Le récit commence à Babylone, comme un conte oriental. Darius II fut roi des Perses de 423 à 404 avant J.-C.
Darius et Parysatis avaient deux fils : l’aîné se nommait Artaxerxès, le plus jeune, Cyrus. Quand Darius tomba malade et sentit sa fin approcher, il voulut avoir ses deux fils à ses côtés. Le plus âgé, Artaxerxès, se trouvait déjà à la cour de son père. Quant à Cyrus, Darius le fit venir de la province dont il lui avait confié le gouvernement avec le titre de satrape : il lui avait aussi donné le commandement de toutes les troupes du district militaire de la Plaine de Castôlos, près de Sardes. Cyrus se mit donc en marche vers Babylone, avec Tissaphernès, qu’il croyait être son ami, et trois cents de ses hoplites grecs, pris dans son infanterie lourde, sous le commandement de Xénias de Parrhasia.

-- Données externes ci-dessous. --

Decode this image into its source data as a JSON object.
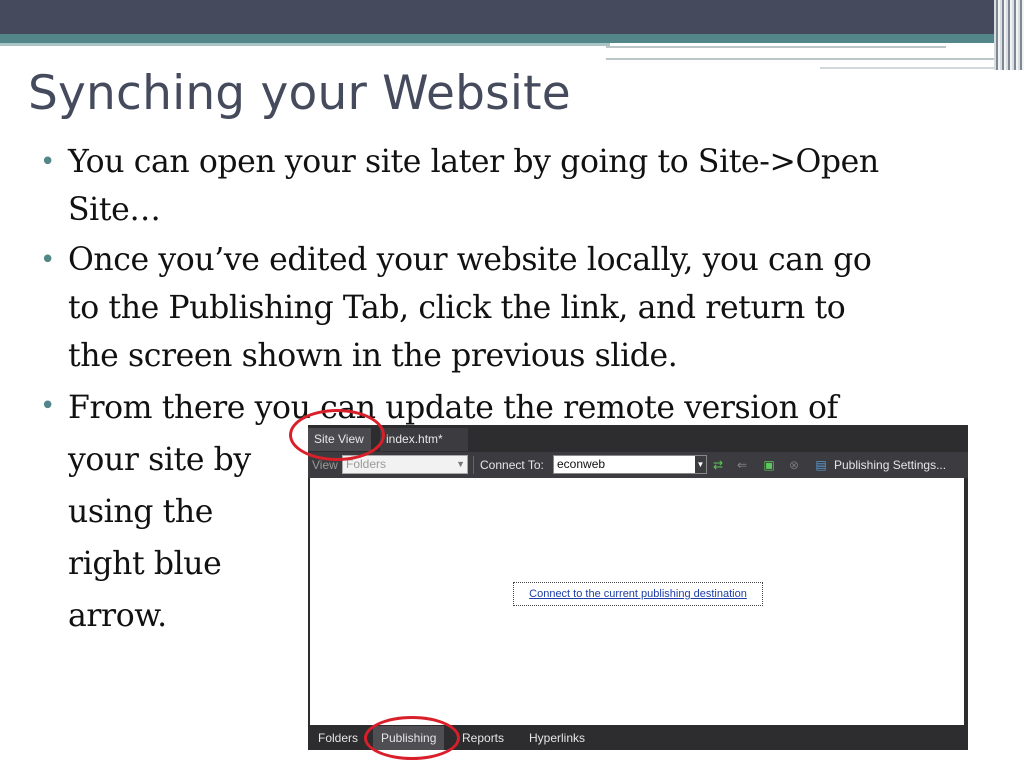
{
  "slide": {
    "title": "Synching your Website",
    "bullets": [
      {
        "lines": [
          "You can open your site later by going to Site->Open",
          "Site…"
        ]
      },
      {
        "lines": [
          "Once you’ve edited your website locally, you can go",
          "to the Publishing Tab, click the link, and return to",
          "the screen shown in the previous slide."
        ]
      },
      {
        "lines": [
          "From there you can update the remote version of",
          "your site by",
          "using the",
          "right blue",
          "arrow."
        ]
      }
    ]
  },
  "app": {
    "tabs": [
      {
        "label": "Site View",
        "active": true
      },
      {
        "label": "index.htm*",
        "active": false
      }
    ],
    "toolbar": {
      "view_label": "View",
      "view_value": "Folders",
      "connect_label": "Connect To:",
      "connect_value": "econweb",
      "publishing_settings_label": "Publishing Settings..."
    },
    "content": {
      "publish_link": "Connect to the current publishing destination"
    },
    "bottom_tabs": [
      {
        "label": "Folders",
        "selected": false
      },
      {
        "label": "Publishing",
        "selected": true
      },
      {
        "label": "Reports",
        "selected": false
      },
      {
        "label": "Hyperlinks",
        "selected": false
      }
    ]
  },
  "colors": {
    "title": "#454b5d",
    "bullet": "#538689",
    "annotation_ring": "#d9202a",
    "link": "#1f3fa8"
  }
}
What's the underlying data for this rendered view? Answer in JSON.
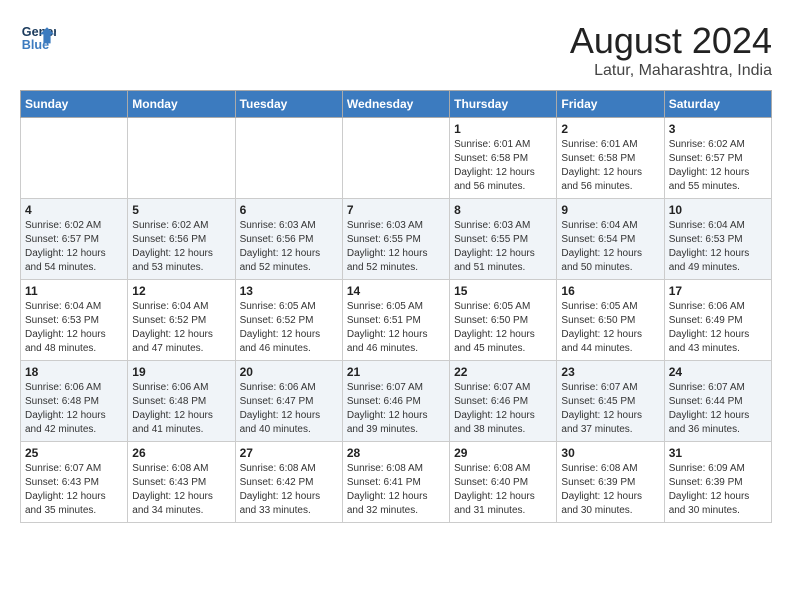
{
  "header": {
    "logo_line1": "General",
    "logo_line2": "Blue",
    "month_year": "August 2024",
    "location": "Latur, Maharashtra, India"
  },
  "days_of_week": [
    "Sunday",
    "Monday",
    "Tuesday",
    "Wednesday",
    "Thursday",
    "Friday",
    "Saturday"
  ],
  "weeks": [
    [
      {
        "day": "",
        "info": ""
      },
      {
        "day": "",
        "info": ""
      },
      {
        "day": "",
        "info": ""
      },
      {
        "day": "",
        "info": ""
      },
      {
        "day": "1",
        "info": "Sunrise: 6:01 AM\nSunset: 6:58 PM\nDaylight: 12 hours\nand 56 minutes."
      },
      {
        "day": "2",
        "info": "Sunrise: 6:01 AM\nSunset: 6:58 PM\nDaylight: 12 hours\nand 56 minutes."
      },
      {
        "day": "3",
        "info": "Sunrise: 6:02 AM\nSunset: 6:57 PM\nDaylight: 12 hours\nand 55 minutes."
      }
    ],
    [
      {
        "day": "4",
        "info": "Sunrise: 6:02 AM\nSunset: 6:57 PM\nDaylight: 12 hours\nand 54 minutes."
      },
      {
        "day": "5",
        "info": "Sunrise: 6:02 AM\nSunset: 6:56 PM\nDaylight: 12 hours\nand 53 minutes."
      },
      {
        "day": "6",
        "info": "Sunrise: 6:03 AM\nSunset: 6:56 PM\nDaylight: 12 hours\nand 52 minutes."
      },
      {
        "day": "7",
        "info": "Sunrise: 6:03 AM\nSunset: 6:55 PM\nDaylight: 12 hours\nand 52 minutes."
      },
      {
        "day": "8",
        "info": "Sunrise: 6:03 AM\nSunset: 6:55 PM\nDaylight: 12 hours\nand 51 minutes."
      },
      {
        "day": "9",
        "info": "Sunrise: 6:04 AM\nSunset: 6:54 PM\nDaylight: 12 hours\nand 50 minutes."
      },
      {
        "day": "10",
        "info": "Sunrise: 6:04 AM\nSunset: 6:53 PM\nDaylight: 12 hours\nand 49 minutes."
      }
    ],
    [
      {
        "day": "11",
        "info": "Sunrise: 6:04 AM\nSunset: 6:53 PM\nDaylight: 12 hours\nand 48 minutes."
      },
      {
        "day": "12",
        "info": "Sunrise: 6:04 AM\nSunset: 6:52 PM\nDaylight: 12 hours\nand 47 minutes."
      },
      {
        "day": "13",
        "info": "Sunrise: 6:05 AM\nSunset: 6:52 PM\nDaylight: 12 hours\nand 46 minutes."
      },
      {
        "day": "14",
        "info": "Sunrise: 6:05 AM\nSunset: 6:51 PM\nDaylight: 12 hours\nand 46 minutes."
      },
      {
        "day": "15",
        "info": "Sunrise: 6:05 AM\nSunset: 6:50 PM\nDaylight: 12 hours\nand 45 minutes."
      },
      {
        "day": "16",
        "info": "Sunrise: 6:05 AM\nSunset: 6:50 PM\nDaylight: 12 hours\nand 44 minutes."
      },
      {
        "day": "17",
        "info": "Sunrise: 6:06 AM\nSunset: 6:49 PM\nDaylight: 12 hours\nand 43 minutes."
      }
    ],
    [
      {
        "day": "18",
        "info": "Sunrise: 6:06 AM\nSunset: 6:48 PM\nDaylight: 12 hours\nand 42 minutes."
      },
      {
        "day": "19",
        "info": "Sunrise: 6:06 AM\nSunset: 6:48 PM\nDaylight: 12 hours\nand 41 minutes."
      },
      {
        "day": "20",
        "info": "Sunrise: 6:06 AM\nSunset: 6:47 PM\nDaylight: 12 hours\nand 40 minutes."
      },
      {
        "day": "21",
        "info": "Sunrise: 6:07 AM\nSunset: 6:46 PM\nDaylight: 12 hours\nand 39 minutes."
      },
      {
        "day": "22",
        "info": "Sunrise: 6:07 AM\nSunset: 6:46 PM\nDaylight: 12 hours\nand 38 minutes."
      },
      {
        "day": "23",
        "info": "Sunrise: 6:07 AM\nSunset: 6:45 PM\nDaylight: 12 hours\nand 37 minutes."
      },
      {
        "day": "24",
        "info": "Sunrise: 6:07 AM\nSunset: 6:44 PM\nDaylight: 12 hours\nand 36 minutes."
      }
    ],
    [
      {
        "day": "25",
        "info": "Sunrise: 6:07 AM\nSunset: 6:43 PM\nDaylight: 12 hours\nand 35 minutes."
      },
      {
        "day": "26",
        "info": "Sunrise: 6:08 AM\nSunset: 6:43 PM\nDaylight: 12 hours\nand 34 minutes."
      },
      {
        "day": "27",
        "info": "Sunrise: 6:08 AM\nSunset: 6:42 PM\nDaylight: 12 hours\nand 33 minutes."
      },
      {
        "day": "28",
        "info": "Sunrise: 6:08 AM\nSunset: 6:41 PM\nDaylight: 12 hours\nand 32 minutes."
      },
      {
        "day": "29",
        "info": "Sunrise: 6:08 AM\nSunset: 6:40 PM\nDaylight: 12 hours\nand 31 minutes."
      },
      {
        "day": "30",
        "info": "Sunrise: 6:08 AM\nSunset: 6:39 PM\nDaylight: 12 hours\nand 30 minutes."
      },
      {
        "day": "31",
        "info": "Sunrise: 6:09 AM\nSunset: 6:39 PM\nDaylight: 12 hours\nand 30 minutes."
      }
    ]
  ]
}
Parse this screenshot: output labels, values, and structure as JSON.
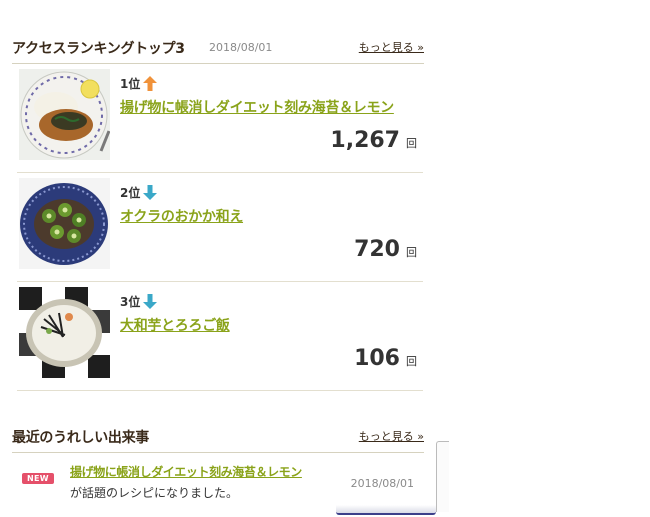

Après la mort de Darius, Artaxerxès monta sur le trône. C’est alors que Tissaphernès se mit à discréditer Cyrus auprès du Grand Roi son frère, en l’accusant de comploter contre lui. Artaxerxès le crut et le fit arrêter Cyrus avec l’intention de le mettre à mort. Mais leur mère, Parysatis, intervint en sa faveur et obtint qu’il soit renvoyé dans la satrapie qu’il gouvernait.
Cyrus se retira : il était encore sous le choc du danger et de l’humiliation qu’il venait de subir. Il cherchait un moyen d’échapper à l’autorité de son frère et même, s’il le pouvait, de s’asseoir sur le trône à sa place. Il pouvait compter sur l’appui de leur mère Parysatis, car elle l’aimait plus que son frère, Artaxerxès, le souverain en titre. Désormais, chaque fois qu’il recevait la visite d’un membre de l’entourage du Roi, Cyrus faisait en sorte de traiter son visiteur avec les plus grands égards pour qu’à son départ celui-ci se sente davantage son ami que celui de son frère. De plus, il s’appliquait à faire des soldats perses, dont il avait le commandement, des troupes aguerries, dévouées à sa personne. En même temps, il recruta dans le plus grand secret un corps de troupes grecques, de manière à prendre, son frère à l’improviste, autant que possible.